First of all, you can simplify the equation like this:

\begin{align*} \lambda x.\ \lambda y.\ f\ z\ x\ y &\overset{!}{=} \lambda x.\ f\ z\ x\\ \overset{*}{\Leftrightarrow} \lambda y.\ f\ z\ x\ y &\overset{!}{=} f\ z\ x\\ \end{align*}

* is valid, because you may apply the rules to subterms. (Could somebody please go into detail here?)

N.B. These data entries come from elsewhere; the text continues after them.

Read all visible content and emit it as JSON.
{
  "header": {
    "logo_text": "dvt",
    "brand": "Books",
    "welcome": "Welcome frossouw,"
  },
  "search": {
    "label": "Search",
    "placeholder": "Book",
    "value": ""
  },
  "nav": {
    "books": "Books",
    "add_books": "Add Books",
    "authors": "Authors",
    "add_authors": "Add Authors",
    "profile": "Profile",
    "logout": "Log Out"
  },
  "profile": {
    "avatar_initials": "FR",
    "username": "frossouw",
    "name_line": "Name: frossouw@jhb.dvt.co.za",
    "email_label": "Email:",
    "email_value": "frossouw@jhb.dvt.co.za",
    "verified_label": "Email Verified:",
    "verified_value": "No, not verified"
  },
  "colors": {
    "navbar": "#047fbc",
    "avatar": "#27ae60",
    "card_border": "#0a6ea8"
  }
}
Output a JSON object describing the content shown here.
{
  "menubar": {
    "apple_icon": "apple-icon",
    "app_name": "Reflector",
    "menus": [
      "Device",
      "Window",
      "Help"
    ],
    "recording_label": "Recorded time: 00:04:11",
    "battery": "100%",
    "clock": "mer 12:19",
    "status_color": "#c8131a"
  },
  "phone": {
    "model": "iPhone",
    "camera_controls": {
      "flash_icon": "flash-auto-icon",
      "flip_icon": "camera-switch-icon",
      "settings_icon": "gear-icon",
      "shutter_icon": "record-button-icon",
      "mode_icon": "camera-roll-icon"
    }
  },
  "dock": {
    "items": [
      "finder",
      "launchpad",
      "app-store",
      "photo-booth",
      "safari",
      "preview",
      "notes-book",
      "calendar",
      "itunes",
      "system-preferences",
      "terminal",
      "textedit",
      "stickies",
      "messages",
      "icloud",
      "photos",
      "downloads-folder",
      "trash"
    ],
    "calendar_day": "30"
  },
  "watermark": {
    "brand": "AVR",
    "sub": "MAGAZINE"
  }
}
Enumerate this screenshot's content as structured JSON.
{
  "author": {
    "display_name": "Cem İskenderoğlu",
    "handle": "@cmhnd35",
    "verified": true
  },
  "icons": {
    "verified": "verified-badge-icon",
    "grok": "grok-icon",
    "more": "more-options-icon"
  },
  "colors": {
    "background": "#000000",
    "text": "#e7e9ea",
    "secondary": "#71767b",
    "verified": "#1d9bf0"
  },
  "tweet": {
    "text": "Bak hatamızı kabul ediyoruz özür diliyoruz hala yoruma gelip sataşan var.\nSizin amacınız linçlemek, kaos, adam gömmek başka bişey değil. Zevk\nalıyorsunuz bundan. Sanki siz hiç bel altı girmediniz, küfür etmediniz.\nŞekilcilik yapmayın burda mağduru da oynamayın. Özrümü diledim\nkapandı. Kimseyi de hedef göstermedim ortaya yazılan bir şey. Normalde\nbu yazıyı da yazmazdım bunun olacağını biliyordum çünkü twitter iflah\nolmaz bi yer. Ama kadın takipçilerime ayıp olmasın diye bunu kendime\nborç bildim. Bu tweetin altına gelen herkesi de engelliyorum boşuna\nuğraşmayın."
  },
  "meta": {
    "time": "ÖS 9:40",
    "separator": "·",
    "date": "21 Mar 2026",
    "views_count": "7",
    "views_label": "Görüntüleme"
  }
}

Then you can make $\alpha$-conversions:

\begin{align*} \lambda y.\ f\ z\ x\ y &\overset{!}{=} f\ z\ x\\ \overset{\alpha}{\Leftrightarrow} \lambda x.\ g\ z\ y\ x &\overset{!}{=} g\ z\ y \end{align*}

Then you can define $f := g\ z\ y$:

\begin{align*} \lambda x.\ g\ z\ y\ x &\overset{!}{=} g\ z\ y\\ \overset{f}{\Leftrightarrow} \lambda x.\ f\ x &\overset{!}{=} f \end{align*}

The last line is true, because that's how $\eta$-conversion is defined. As we've used only equivalences, the other equations are true, too.

score 1 · Answer 2 · answered Mar 27 '14 at 17:28

Let us consider $G=f\ z\ x$. Whence, $\lambda x.\lambda y. f\ z\ x\ y$ is syntactically the same as $\lambda x.\lambda y. G\ y$.

Now, $FV(G)=\{f,z,x\}$, so $y\notin FV(G)$. Therefore, $\lambda y. G\ y =_\eta G$. Therefore, $\lambda x.\lambda y. G\ y =_\eta \lambda x. G$.

If your trouble has to do with $G\ y$ being a subterm of $\lambda x. G\ y$, recall the definition of the $=_\eta$ relation:

$(\lambda x. M\ x) =_\eta M$, if $x\notin FV(M)$
$M=_\eta M$
$N=_\eta M$, if $M=_\eta N$
$M=_\eta P$, if $M=_\eta N$ and $N=_\eta P$
$\lambda x. M =_\eta \lambda x.N$, if $M=_\eta N$
$MN =_\eta M'N$, if $M=_\eta M'$
$MN = _\eta MN'$, if $N=_\eta N'$

score 0 · Answer 3 · answered Jan 12 '15 at 22:24

The main problem seems to be that your definition descriptions are too narrow. For example, every lambda term is $\eta$-equivalent to itself (by the axiom of reflexivity), but your definition of $\eta$-equivalence only takes the $\eta$-axiom into account. The same criticism applies to your definition of $\beta$-equivalence, but this is not relevant here.

There are really only two rules in $\lambda\eta$ you need to use here. First of all, by axiom $\eta$ we have:

$$(\lambda y.fzx y) = fzx \tag{1}$$

since $y \notin FV(fzx)$.

From both (1) and the rule of weak extensionality $\xi$ (a rule in $\lambda\eta$), defined as:

\begin{align} M &\;= M' \\ \hline (\lambda x.M) &\;= (\lambda x.M') \tag{$\xi$} \end{align}

we can then infer $(\lambda x.\lambda y.fzxy) = (\lambda x. fzx)$.